PMB Regional Education Hub
Posted on Monday, 11 September, 2017
Mr RAMSEY (Grey—Government Whip) (18:53): I would like to thank the member for Indi for bringing this motion before the parliament. It gives me an opportunity to discuss the coalition's electoral commitment of $15.2 million from 2017-18 to 2020-21 to establish up to six regional study hubs across Australia.
In the electorate of Grey we have the Upper Spencer Gulf region, consisting of three small cities—Whyalla, Port Pirie and Port Augusta—with a combined population of about 50,000 people, plus the rural catchment. In total, there are perhaps 70,000 people—an ideal number to establish a regional study hub. A considerable amount of work has already been done by the Upper Spencer Gulf Common Purpose Group on a proposal similar to the Community Owned Tertiary Education Campus—COTEC—at Geraldton, which I know you are very much aware of, Madam Deputy Speaker Price, and the one in Cooma. A delegation from the Upper Spencer Gulf has visited Geraldton.
It's important to note that currently UniSA have a regional campus in Whyalla. The courses available have been expanded in recent years, and I thank UniSA for their interest and support. It's important that whatever we do does not negatively impact on them. There are a huge range of degrees, trades and diplomas that a co-tech facility could deliver without impacting on UniSA, and that is certainly my intention. UniSA currently delivers foundation studies, an Aboriginal pathways program, business, education—early childhood and primary teaching degrees—engineering, nursing and social work studies.
The South Australian Tertiary Education Centre, or SATEC, tell us that there are 2½ thousand enrolments from the Upper Spencer Gulf region each year in the university sector. All kinds of reasons exist to enrol on campus but, equally, there are all kinds of reasons not to enrol on campus: the cost of relocation; family, including parental responsibilities; and emotional insecurity. And some people just don't like living in the city. I know that's hard to believe, but it is the truth. Some people don't like living in the city. More information from SATEC tells us that those who enrol in online courses that offer face-to-face support have completion rates better than 80 per cent. Comparatively, of those who enrol in online courses that do not have that support, fewer than 20 per cent complete their courses.
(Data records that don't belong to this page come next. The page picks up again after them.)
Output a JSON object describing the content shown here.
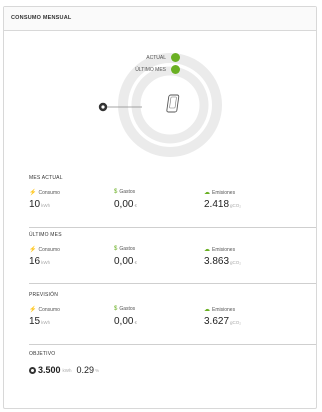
{
  "header": {
    "title": "CONSUMO MENSUAL"
  },
  "gauge": {
    "legend": [
      {
        "label": "ACTUAL",
        "color": "#6ab023"
      },
      {
        "label": "ÚLTIMO MES",
        "color": "#6ab023"
      }
    ],
    "track_color": "#ebebeb",
    "device_icon": "phone-icon",
    "target_icon": "target-icon"
  },
  "sections": [
    {
      "title": "MES ACTUAL",
      "consumo": {
        "label": "Consumo",
        "value": "10",
        "unit": "kWh"
      },
      "gastos": {
        "label": "Gastos",
        "value": "0,00",
        "unit": "€"
      },
      "emisiones": {
        "label": "Emisiones",
        "value": "2.418",
        "unit": "gCO₂"
      }
    },
    {
      "title": "ÚLTIMO MES",
      "consumo": {
        "label": "Consumo",
        "value": "16",
        "unit": "kWh"
      },
      "gastos": {
        "label": "Gastos",
        "value": "0,00",
        "unit": "€"
      },
      "emisiones": {
        "label": "Emisiones",
        "value": "3.863",
        "unit": "gCO₂"
      }
    },
    {
      "title": "PREVISIÓN",
      "consumo": {
        "label": "Consumo",
        "value": "15",
        "unit": "kWh"
      },
      "gastos": {
        "label": "Gastos",
        "value": "0,00",
        "unit": "€"
      },
      "emisiones": {
        "label": "Emisiones",
        "value": "3.627",
        "unit": "gCO₂"
      }
    }
  ],
  "objective": {
    "title": "OBJETIVO",
    "value": "3.500",
    "unit": "kWh",
    "percent": "0.29",
    "percent_unit": "%"
  },
  "icons": {
    "consumo": "bolt-icon",
    "gastos": "coins-icon",
    "emisiones": "cloud-icon"
  }
}
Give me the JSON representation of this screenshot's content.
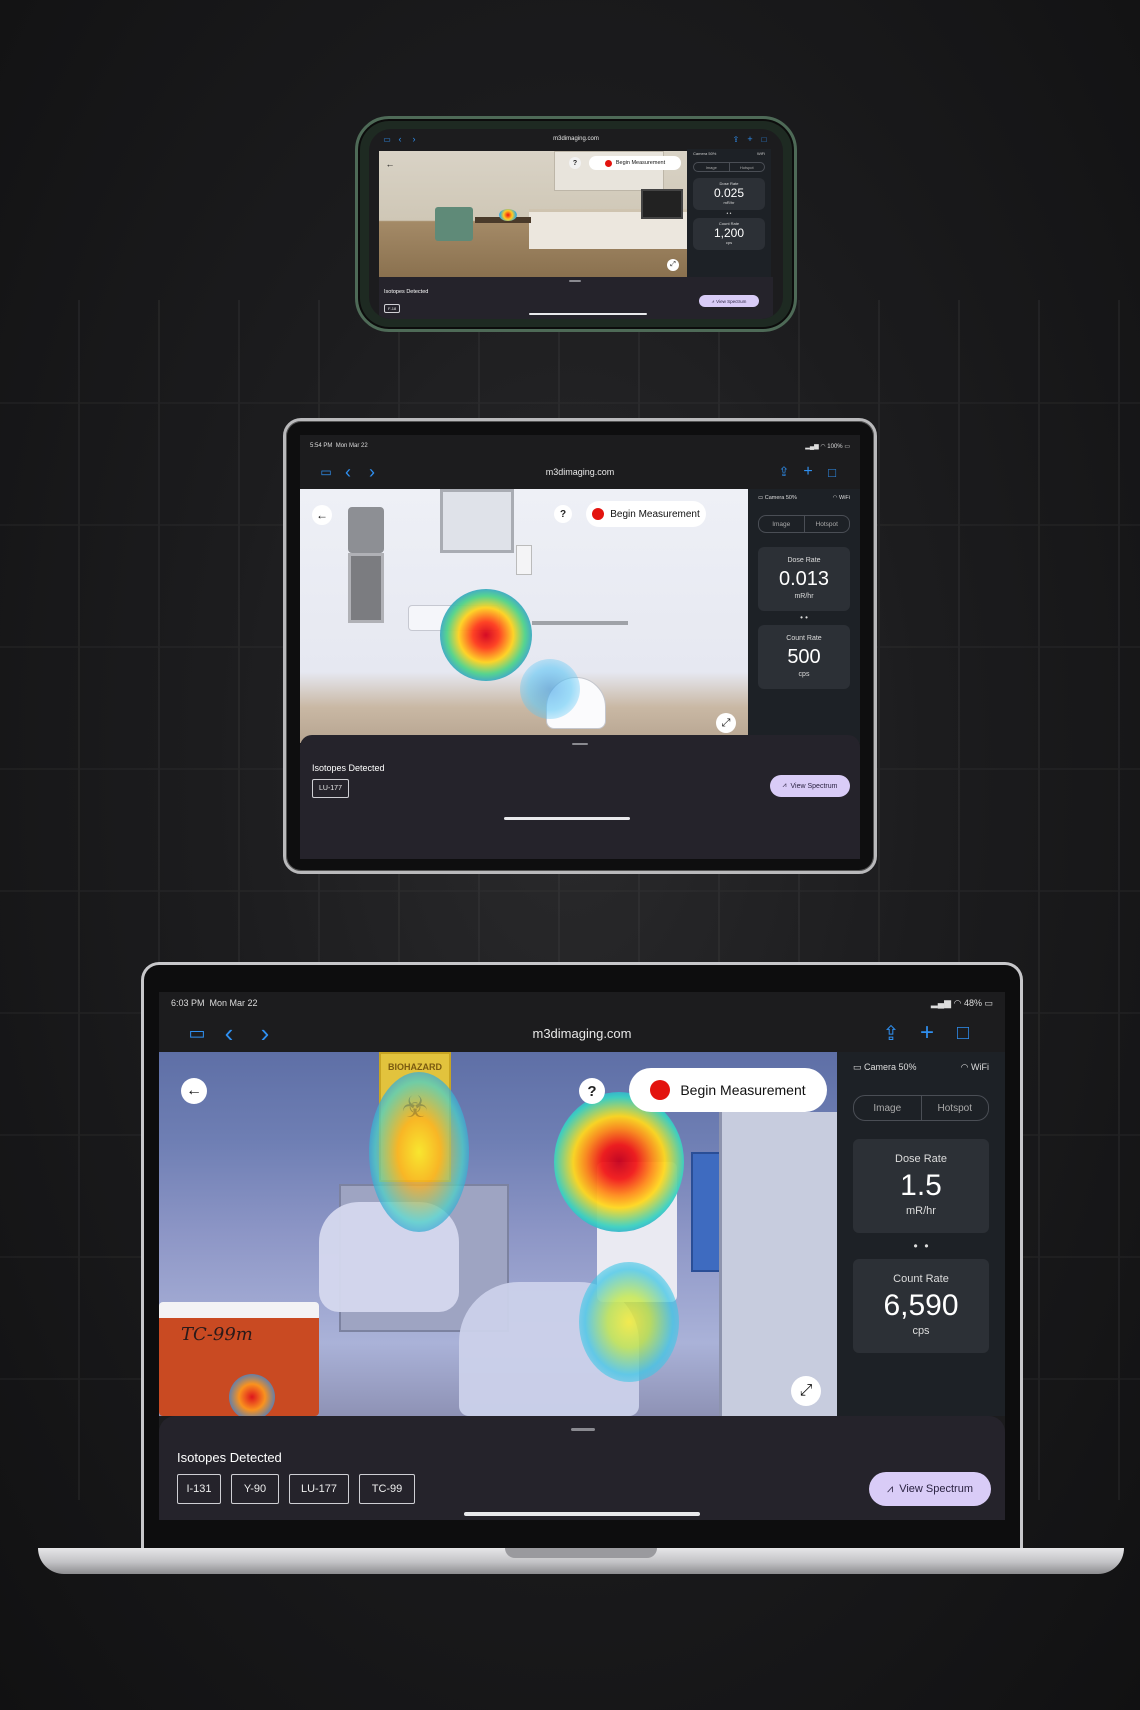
{
  "site": {
    "url": "m3dimaging.com"
  },
  "labels": {
    "begin_measurement": "Begin Measurement",
    "isotopes_detected": "Isotopes Detected",
    "view_spectrum": "View Spectrum",
    "tab_image": "Image",
    "tab_hotspot": "Hotspot",
    "camera": "Camera 50%",
    "wifi": "WiFi",
    "dose_rate": "Dose Rate",
    "count_rate": "Count Rate",
    "help": "?"
  },
  "phone": {
    "dose_value": "0.025",
    "dose_unit": "mR/hr",
    "count_value": "1,200",
    "count_unit": "cps",
    "isotopes": [
      "F-18"
    ]
  },
  "tablet": {
    "time": "5:54 PM",
    "date": "Mon Mar 22",
    "battery": "100%",
    "dose_value": "0.013",
    "dose_unit": "mR/hr",
    "count_value": "500",
    "count_unit": "cps",
    "isotopes": [
      "LU-177"
    ]
  },
  "laptop": {
    "time": "6:03 PM",
    "date": "Mon Mar 22",
    "battery": "48%",
    "dose_value": "1.5",
    "dose_unit": "mR/hr",
    "count_value": "6,590",
    "count_unit": "cps",
    "isotopes": [
      "I-131",
      "Y-90",
      "LU-177",
      "TC-99"
    ]
  },
  "scene_text": {
    "biohazard": "BIOHAZARD",
    "container_note": "TC-99m"
  },
  "colors": {
    "accent": "#2f8ff0",
    "record": "#e3130e",
    "spectrum_button": "#d9ccf7",
    "panel": "#1d2126",
    "card": "#2c3036"
  }
}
What a waste of time and resources! It shows how much difference face-to-face support can make, and that's what the proposed facility can provide.
The city-country divide is always an issue for us. In urban Australia 31 per cent of the population have completed degrees. In regional Australia, that figure is 15 per cent. The average level of those holding qualifications above certificate level in South Australia is 23 per cent. In the Upper Spencer Gulf this figure is just 11 per cent. This is a serious deficit, and it needs to be addressed. Our regions hold great promise and are essential to the success of South Australia and Australia. We need to unlock our potential. The time is right. A combination of events has lifted the pall that has hung over the Upper Spencer Gulf in recent times. Nyrstar are close to commissioning a new multimetal processing facility in Port Pirie. OZ Minerals has announced the go-ahead of the Carrapateena project. There'll be 1,000 jobs there. BHP, at Olympic Dam, is ramping up production and has announced a shop local campaign. The federal government is backing solar thermal concentrated with storage in Port Augusta. Defence is investing strongly in Cultana and Woomera. And perhaps the biggest of all is the completion of the sale of Arrium assets to Mr Sanjeev Gupta, with the facility in Whyalla now called Liberty OneSteel.
Since the resources crash, local employers have shied away from taking on apprentices and trainees. That's understandable. During the slowdown, older, experienced workers took packages and retired. That's also understandable. There is an increasing concern as to where our skilled workers will come from for this surge of investment that is almost upon us. Time is of the essence. The quicker we get started on this project, the quicker we can offer cost-competitive opportunities to start the supply of skilled workers that we will need. The Upper Spencer Gulf proposal focuses on the strengths and existing assets. It offers a new option for our TAFE facilities, sadly neglected and underutilised by the South Australian government. They have the sites and buildings, and with cooperation we can utilise the unused capacity. It's planned that the facility will provide that space to work in and that qualified locals will be sourced to provide tutorial support. However, registered trainers and education providers will provide the course content and award qualifications. I will fully back their submission when it arrives.